What Yokoi didn't realize then was that people like imperfections. The kids didn't really care about the specs. They just wanted a fun and highly addictive portable game. By the way, the big difference between the Game Boy and the Game & Watch is that the Game & Watch could only play one game, while on the Game Boy you could change cartridges and play whatever game you wanted. The Game Boy sold one million units in the United States in just a few weeks and would go on to sell almost 120 million units in total worldwide. So when he left the company in 1996 to start his own gaming company, people were surprised.
Japanese executives tended to stay with a company for life, so some speculated that he was fired. Furthermore, the follow-up to the Game Boy, the Virtual Boy, was a commercial failure.
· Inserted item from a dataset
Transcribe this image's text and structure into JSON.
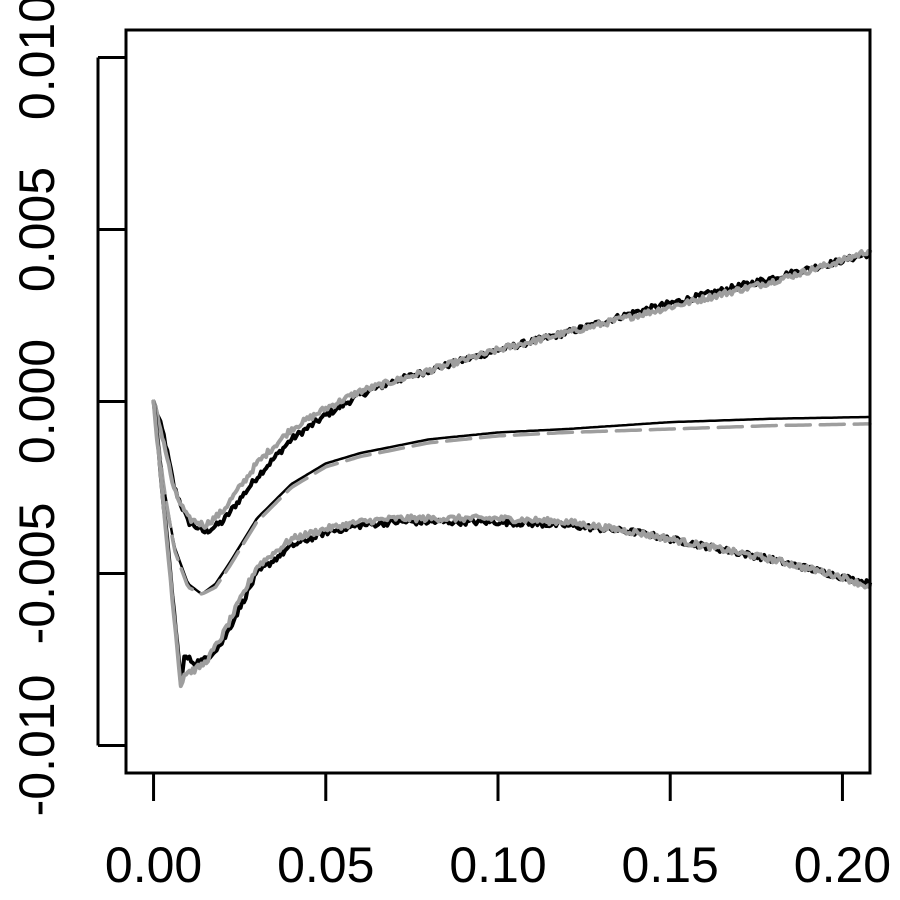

It was a video game console that used virtual reality technology, but it was a failure because it was expensive and uncomfortable to use. Yokoi was 55 years old when he founded Koto Laboratory, which eventually released a handheld game console called WonderSwan in partnership with Bandai (Band-dye) to compete with the Game Boy. But Yokoi would never see WonderSwan hit the market. Because…tragedy happened. On October 4, 1997, he was a passenger in a car that rear-ended a truck on a highway about 200 miles northwest of Tokyo.
When Yokoi and the driver, a business partner, got out to examine the damage, another car hit them, killing Yokoi. His partner suffered a broken rib. Gunpei Yokoi was 56 years old. His tombstone is inscribed with the dates of his major creations.